Be nice. I know it goes without saying but when stress and worry about money and payments enter the picture, it can be hard to stay rational. But try to remember that the person on the other end of the line listens to stories all day long. They can rarely do anything but what is detailed in front of them. They did not raise your rates but they are the first step to reduce them. So being kind can get your further than anger.
A great time to call and have your rate reviewed or payment terms is around your renewal date. Look on you card and see when it expires. Most credit card companies review your rates and credit around that time every year. So be proactive, call them and tell them that you are trying to reduce your rate and want to know what your credit review tells them. They will probably give you a time that is best to call back and get the information that you need. Also, it gets a note in the system that you are interested in reducing your rate.
Be realistic. Chances are, unless something drastic has changed, any adjustment to your interest rate is not going to change much. So don’t expect that the rates that you see on television to be available for you. Most of the time those are promotional rates and not available to current customers.

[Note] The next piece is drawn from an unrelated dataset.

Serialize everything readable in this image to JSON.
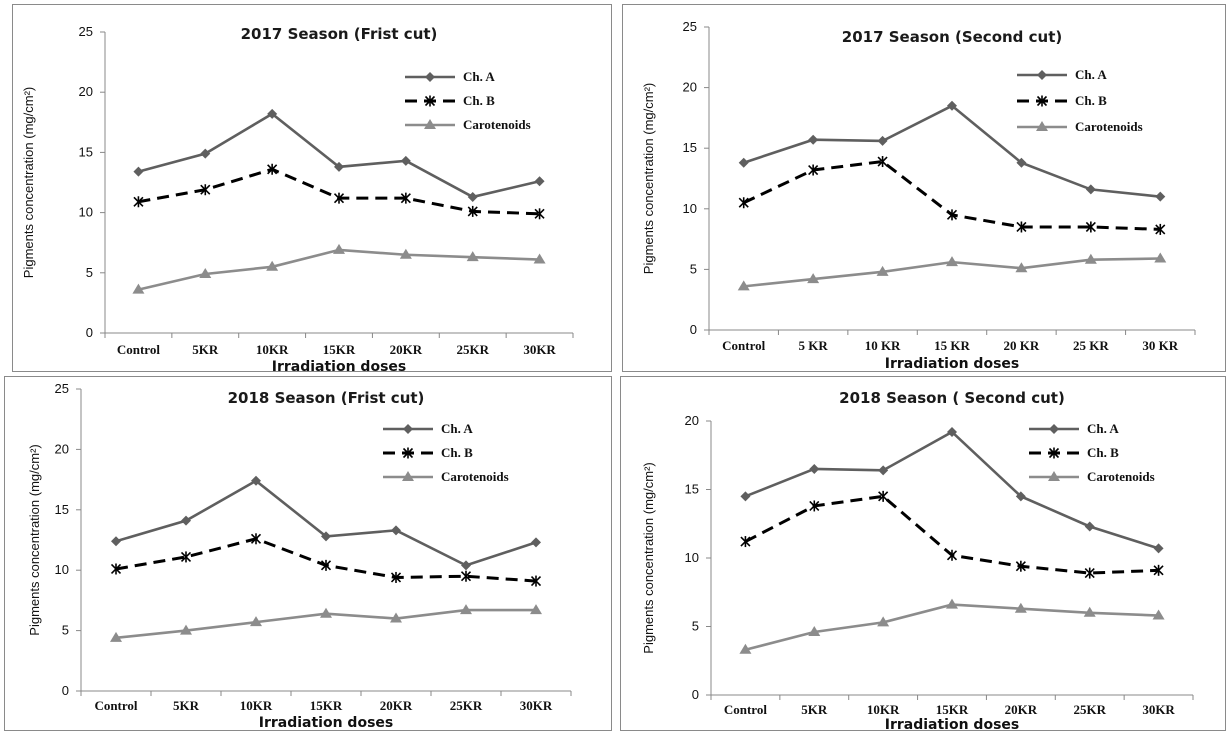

If you are really in trouble, consider sending your credit card into a hardship payment plan with the credit card company. This can reduce your rate and payment but you lose the use of your card and you must pay the agreed upon amount for the duration of the time period. Any late payments or defaults will report to your credit immediately. A good tool I have found has been provided by Genworth financial and I have embedded it above. A simple budget calculator can tell you what new rate you can afford. In my family this article about How to talk about money with your spouse was very helpful after figuring out what we could and could not afford with the budget calculator.
Calling a credit card company can be intimidating. But if you approach it with an open mind and realistic expectations, you can get more done and manage your debt more comfortably for you.